Sur le graphique, plus de support graphique en vue, il faut remonter en 1996 pour retouver des cours aussi bas. Seule constatation, la descente aux enfers s'est effectuée par étapes, progressivement, toujours pendant les périodes d'annonces de résultats. Déjà en septembre, le titre avait perdu près de la moitié de sa capitalisation en milieu de séance. Le scénario se répète donc, à plus grande échelle: j'estime que le potentiel de remontée est important, la chute des marchés me paraît excessessive, tout du moins pour la séance en cours. State Street est en chute libre, mais a tout de même réalisé une bonne année 2008. Ce qui est inquiétant, c'est 2009: chute anticipée des profits, dépréciations d'actifs massive (le portefeuille d'investissement du groupe fait état des pertes non réalisées de plus de 6 milliards, à mettre en rapport avec la capitalisation actuelle de 6.5 milliards $). Rien qu'au dernier trimestre, les profits ont fondus de 71 %, passant de 223 millions $ à 65 millions $. Pour moi, le titre devrait remonter (je pensais qu'il allait le faire en fin de séance hier), comme BNB qui flirte ce matin avec la barre des 20 €. Nous pourrions revoir State Street au niveau des 20 $ prochainement, mais ceci n'est pas de l'ordre du très probable, seulement de l'ordre du probable. Le PER actuel est extrêmement faible, mais cela s'explique par l'anticipation de chute durable des résultats pour les prochains trimestres.
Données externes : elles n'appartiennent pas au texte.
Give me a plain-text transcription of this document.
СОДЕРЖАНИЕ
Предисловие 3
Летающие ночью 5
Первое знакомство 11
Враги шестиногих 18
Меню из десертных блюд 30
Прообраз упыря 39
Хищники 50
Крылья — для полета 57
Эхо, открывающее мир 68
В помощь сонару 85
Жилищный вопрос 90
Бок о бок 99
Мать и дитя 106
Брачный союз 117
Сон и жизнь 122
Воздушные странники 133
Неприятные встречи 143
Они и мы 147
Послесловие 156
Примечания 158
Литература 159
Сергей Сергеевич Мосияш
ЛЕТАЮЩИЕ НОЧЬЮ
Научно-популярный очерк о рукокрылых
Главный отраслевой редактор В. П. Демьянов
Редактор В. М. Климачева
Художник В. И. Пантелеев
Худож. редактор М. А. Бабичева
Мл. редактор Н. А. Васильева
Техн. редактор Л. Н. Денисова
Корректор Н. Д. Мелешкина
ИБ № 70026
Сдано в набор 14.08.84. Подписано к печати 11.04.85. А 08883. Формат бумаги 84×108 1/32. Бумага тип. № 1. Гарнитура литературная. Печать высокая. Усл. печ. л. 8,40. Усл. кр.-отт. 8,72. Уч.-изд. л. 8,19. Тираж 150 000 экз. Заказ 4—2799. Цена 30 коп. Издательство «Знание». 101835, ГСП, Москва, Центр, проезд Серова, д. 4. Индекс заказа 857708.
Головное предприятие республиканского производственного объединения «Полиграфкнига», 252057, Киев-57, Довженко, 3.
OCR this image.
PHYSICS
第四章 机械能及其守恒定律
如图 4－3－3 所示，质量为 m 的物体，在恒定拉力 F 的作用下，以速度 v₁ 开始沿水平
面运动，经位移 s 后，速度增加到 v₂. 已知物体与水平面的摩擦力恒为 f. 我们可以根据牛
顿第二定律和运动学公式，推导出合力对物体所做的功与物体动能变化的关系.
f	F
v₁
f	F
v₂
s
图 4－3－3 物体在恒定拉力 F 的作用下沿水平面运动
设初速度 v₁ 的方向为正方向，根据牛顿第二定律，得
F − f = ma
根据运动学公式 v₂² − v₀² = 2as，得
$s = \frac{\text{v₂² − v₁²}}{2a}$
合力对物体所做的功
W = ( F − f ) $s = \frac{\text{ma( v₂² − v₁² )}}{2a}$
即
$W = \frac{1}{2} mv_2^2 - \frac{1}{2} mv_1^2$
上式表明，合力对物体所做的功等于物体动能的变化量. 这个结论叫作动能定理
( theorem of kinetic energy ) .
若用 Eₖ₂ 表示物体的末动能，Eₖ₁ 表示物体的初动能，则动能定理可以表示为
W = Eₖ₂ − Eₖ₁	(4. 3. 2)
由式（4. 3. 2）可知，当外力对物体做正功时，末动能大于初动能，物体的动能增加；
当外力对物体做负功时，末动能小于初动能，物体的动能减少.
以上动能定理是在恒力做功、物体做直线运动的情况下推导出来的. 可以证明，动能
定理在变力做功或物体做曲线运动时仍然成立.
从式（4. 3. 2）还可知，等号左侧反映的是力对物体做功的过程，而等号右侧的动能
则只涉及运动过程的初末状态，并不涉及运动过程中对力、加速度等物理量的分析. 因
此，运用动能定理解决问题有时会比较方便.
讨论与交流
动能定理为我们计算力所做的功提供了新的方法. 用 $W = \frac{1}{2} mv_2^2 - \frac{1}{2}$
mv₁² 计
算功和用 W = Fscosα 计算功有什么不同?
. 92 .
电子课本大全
En conclusion, j'anticipe une remontée au cours de la séance des banquaires, une remontée qui pourrait s'étaler sur plusieurs séances, mais les risques et la volatilité sont trop importants pour prendre une position de ce type là, le rebond pourrait ne pas durer du tout. Certains peuvent voir des points d'entrée de long terme sur certaines valeurs banquaires ou financières, comme State Street, Wells Fargo ou autre. Je dénonce le manque d'information qui ne permet pas de se positionner de manière sereine: qui avait anticipé cette nouvelle vague de sauvetage des banques anglaises ou le retour prochain de CitiCorp? Des actions du nouveau président en charge pourraient booster les marchés, peut-être suis-je légèrement trop optimiste?


Bons trades


Mise à jour 17.00: Le rebond bien entamé pour State Street qui a gagné plus de 10 %, BNP plus de 3 % s'essoufle déjà. La confiance n'est toujours pas revenue. Le potentiel de baisse, si les supports de novembre sont cassés (les supports des indices US) est important. Près de 30 % selon des analystes techniques reconnus, Ralph Acampora et John Murphy. Le Dow Jones s'établirait alors à 6 000 points. Je détaillerai ce point de vue prochainement.